The body itself is further changing, and in the most beneficial of ways, so that reminder is important. The evening suggestions have been shorter and to the point—and to some extent took effect almost immediately. I do, however, want some material from Ruburt before I cover that material myself.
Add to your question, to read before our next session, the implications of private creativity and public distribution of creative work. I will also have something to say about Ruburt’s own insights involving the secret aspects of his nature.

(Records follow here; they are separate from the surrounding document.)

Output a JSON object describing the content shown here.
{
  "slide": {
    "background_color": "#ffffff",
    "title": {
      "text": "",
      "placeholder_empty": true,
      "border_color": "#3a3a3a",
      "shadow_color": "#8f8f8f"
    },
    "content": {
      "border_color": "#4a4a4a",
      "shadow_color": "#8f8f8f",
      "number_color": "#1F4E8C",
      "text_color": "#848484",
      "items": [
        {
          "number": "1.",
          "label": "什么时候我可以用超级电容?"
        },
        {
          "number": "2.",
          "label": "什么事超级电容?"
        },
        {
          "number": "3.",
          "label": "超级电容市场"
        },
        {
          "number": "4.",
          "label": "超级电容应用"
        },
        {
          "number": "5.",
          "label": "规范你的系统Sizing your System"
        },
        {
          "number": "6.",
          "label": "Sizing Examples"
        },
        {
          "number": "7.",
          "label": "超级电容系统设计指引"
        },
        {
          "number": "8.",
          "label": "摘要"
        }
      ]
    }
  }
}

(10:35.) Give us a moment.... There are, as Ruburt supposed, learned patterns superimposed upon his basic nature. This is of course natural with each personality. The creative self, however, left alone, and being in a Framework 2 reference, will take all aspects of life into consideration. It lights up all aspects of life. When Ruburt hampers it by trying to make it too specific, and ties it into distorted ideas of work, then divisions occur that need not occur.
[... 1 paragraph ...]
Ruburt got so he wanted such encounters only if they fell into his ideas of work. I wanted to begin this material this evening. The main point for now that I want to make is that Ruburt does indeed perceive the world differently, and he cannot try to force that vaster kind of perception into the narrow confines of ordinary work ideas.
He is not just being creative when he is writing. He is being as creative when he contemplates the kitchen table in his own fashion, and is enjoying then a state of consciousness that is to some extent uniquely his own. The creative state of mind cannot be shut off and on, yet Ruburt has approached it only as it related to his ideas of work.
I simply wanted to get the material started—get an early start for our next session. Continue your program, and when the suggestions have been pared down into a clearer kind of statement, then Ruburt should indeed—alone this time—read that material after lunch.